Uno dei capolavori dell’arte NFT è infatti The Passion of the Elon, che ritrae l’uomo più ricco del mondo sulla croce, con indosso una tuta da astronauta, mentre è circondato da un gruppo di scimmie che giocano sul fondo dell’immagine. Un sincretismo culturale tra L’ascensione di Cristo del Perugino, quello di Dalì, la famosa scena di apertura di 2001: Odissea nello spazio, e le scene finali del film: dalla scoperta del pollice opponibile, passando per il lancio dell’osso che diventa astronave, fino al delirio dell’astronauta che torna a casa dopo il viaggio joyciano fuori e dentro sé (che ricorda anche Bowie appeso al muro nel video di Ashes to Ashes del 1979).

Non appena messe le mani su Twitter, il magnate visionario che ha indicato la via verso Marte, si è comportato come il più retrogrado degli impresari, con un’ondata di licenziamenti massivi di circa 7.000 addetti, tra l’altro comunicandoli via email. Dai tagli forsennati al personale di Twitter all’endorsement postideologico nei confronti dei Repubblicani, il passo è stato brevissimo. La Routers ha dato l’annuncio del suo Tweet, postato la sera prima delle elezioni midterm sul suo profilo seguito da 110.000.000 di utenti: “La condivisione del potere frena i peggiori eccessi di entrambi i partiti, quindi consiglio di votare per i Repubblicani, visto che la Presidenza è democratica”, aggiungendo di essere “propenso all’idea di votare di nuovo i Democratici in futuro”.

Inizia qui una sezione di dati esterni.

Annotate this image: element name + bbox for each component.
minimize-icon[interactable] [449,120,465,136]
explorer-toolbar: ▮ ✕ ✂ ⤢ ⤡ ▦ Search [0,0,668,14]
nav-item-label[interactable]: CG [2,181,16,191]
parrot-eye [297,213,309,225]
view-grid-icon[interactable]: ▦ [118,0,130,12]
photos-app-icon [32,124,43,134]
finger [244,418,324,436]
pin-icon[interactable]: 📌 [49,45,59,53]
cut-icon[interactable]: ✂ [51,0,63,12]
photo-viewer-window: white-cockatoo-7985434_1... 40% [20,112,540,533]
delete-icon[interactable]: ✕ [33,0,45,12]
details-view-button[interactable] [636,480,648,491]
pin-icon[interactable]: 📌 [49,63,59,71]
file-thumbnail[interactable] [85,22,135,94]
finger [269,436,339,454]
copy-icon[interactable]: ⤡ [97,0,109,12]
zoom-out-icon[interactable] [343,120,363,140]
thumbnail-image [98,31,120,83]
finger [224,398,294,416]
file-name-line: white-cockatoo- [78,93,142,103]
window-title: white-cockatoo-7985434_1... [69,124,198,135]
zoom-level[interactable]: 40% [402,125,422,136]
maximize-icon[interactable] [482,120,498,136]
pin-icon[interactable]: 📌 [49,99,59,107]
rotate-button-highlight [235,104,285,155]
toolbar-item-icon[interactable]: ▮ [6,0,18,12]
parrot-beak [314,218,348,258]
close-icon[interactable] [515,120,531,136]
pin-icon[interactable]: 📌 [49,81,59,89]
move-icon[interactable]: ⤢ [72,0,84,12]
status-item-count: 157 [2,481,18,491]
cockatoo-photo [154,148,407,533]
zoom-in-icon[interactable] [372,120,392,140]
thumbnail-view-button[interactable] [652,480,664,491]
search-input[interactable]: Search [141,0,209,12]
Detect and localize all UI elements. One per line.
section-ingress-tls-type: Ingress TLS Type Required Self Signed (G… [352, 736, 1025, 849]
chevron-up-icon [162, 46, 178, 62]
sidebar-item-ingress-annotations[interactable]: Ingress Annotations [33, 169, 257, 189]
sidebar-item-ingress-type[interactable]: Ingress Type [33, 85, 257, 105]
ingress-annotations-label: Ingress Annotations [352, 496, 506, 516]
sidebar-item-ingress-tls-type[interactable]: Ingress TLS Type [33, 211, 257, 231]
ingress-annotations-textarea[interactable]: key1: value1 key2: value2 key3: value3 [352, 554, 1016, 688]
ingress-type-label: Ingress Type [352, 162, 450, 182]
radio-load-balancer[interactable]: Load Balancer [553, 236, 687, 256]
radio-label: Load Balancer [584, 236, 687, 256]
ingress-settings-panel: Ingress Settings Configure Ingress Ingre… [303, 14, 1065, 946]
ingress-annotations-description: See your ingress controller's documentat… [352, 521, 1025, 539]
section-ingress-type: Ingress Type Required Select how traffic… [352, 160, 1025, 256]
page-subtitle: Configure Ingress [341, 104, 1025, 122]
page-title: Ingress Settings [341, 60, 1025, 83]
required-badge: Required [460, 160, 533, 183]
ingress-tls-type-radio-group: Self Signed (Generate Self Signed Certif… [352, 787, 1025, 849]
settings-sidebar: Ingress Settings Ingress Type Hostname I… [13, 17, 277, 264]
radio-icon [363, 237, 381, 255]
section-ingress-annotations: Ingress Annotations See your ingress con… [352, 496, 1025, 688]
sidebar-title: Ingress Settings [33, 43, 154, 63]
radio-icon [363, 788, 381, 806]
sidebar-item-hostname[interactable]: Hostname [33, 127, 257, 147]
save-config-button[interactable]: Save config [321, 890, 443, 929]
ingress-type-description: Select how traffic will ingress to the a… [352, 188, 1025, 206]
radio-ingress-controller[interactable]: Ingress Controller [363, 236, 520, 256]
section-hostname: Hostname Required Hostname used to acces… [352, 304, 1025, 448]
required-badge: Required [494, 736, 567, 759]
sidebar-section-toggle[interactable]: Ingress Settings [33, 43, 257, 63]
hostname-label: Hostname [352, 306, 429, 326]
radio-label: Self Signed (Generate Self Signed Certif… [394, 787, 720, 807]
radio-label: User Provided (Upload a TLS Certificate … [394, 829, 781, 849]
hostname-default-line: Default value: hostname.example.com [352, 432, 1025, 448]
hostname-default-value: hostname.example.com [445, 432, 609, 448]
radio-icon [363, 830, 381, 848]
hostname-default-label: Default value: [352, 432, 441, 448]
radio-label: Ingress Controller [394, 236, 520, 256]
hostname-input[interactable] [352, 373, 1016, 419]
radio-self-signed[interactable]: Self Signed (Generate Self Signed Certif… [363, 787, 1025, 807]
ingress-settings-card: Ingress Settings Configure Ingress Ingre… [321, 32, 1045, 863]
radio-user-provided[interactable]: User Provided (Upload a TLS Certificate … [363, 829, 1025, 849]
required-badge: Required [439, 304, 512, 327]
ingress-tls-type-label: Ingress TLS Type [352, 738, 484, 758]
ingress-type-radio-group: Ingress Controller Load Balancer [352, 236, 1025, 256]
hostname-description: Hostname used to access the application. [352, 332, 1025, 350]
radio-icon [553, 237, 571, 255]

A ben vedere, setacciando le interviste online, divenute pillole per Tik Tok e Instagram, emergono vari segnali di questa deriva populista. Come ad esempio l’idea secondo cui le Università non hanno più alcun senso in un mondo in cui tutte le conoscenze sono rese immediatamente accessibili tramite la rete (simile all’uno vale uno nostrano). Un populismo pedagogico che entra in netta contraddizione con l’immagine dell’imprenditore illuminato che ha fatto della scienza e della sostenibilità il suo business, fino a sostituire con investimenti privati il ruolo del capitale pubblico nella progettazione delle imprese aerospaziali. Lo stesso look di Musk, austero e informale con sporadici innesti di futuribile, espande il sostanziale stile normcore tipico degli altri leader della Silicon valley (da Steve Jobs a Zuckerberg).

Il rifiuto stesso di orologi e accessori di lusso (“il mio telefono mi dice l’ora”), indica un minimalismo che rinnega i valori tipici della classe a cui appartiene, ricordando altri grandi imprenditori come Marchionne con il suo maglioncino rassicurante. Tale logica, che chiamo airbag cognitivo, è molto simile a quella che consente ai partiti di sinistra di implementare politiche neoliberiste senza sollevare particolare dissenso, come con le liberalizzazioni di Blair o con il Jobs Act renziano, oppure alle leadership femminili di caratterizzarsi per iniziative più che maschili, come Margaret Tatcher con la guerra nelle Falkland.

Il superamento del conflitto culturale tra Silicon valley e classi creative da un lato, e formazioni populiste dall’altro, potrebbe aprire nuove prospettive di sviluppo alla società del futuro. Non tanto nella direzione di una neorepubblica platonica governata dai nuovi sapienti, quanto piuttosto nell’espansione di una struttura flessibile e on demand, in cui l’accesso alla conoscenza sarà sempre più decentralizzato ma anche sempre più monetizzato dalle piattaforme e dalla blockchain.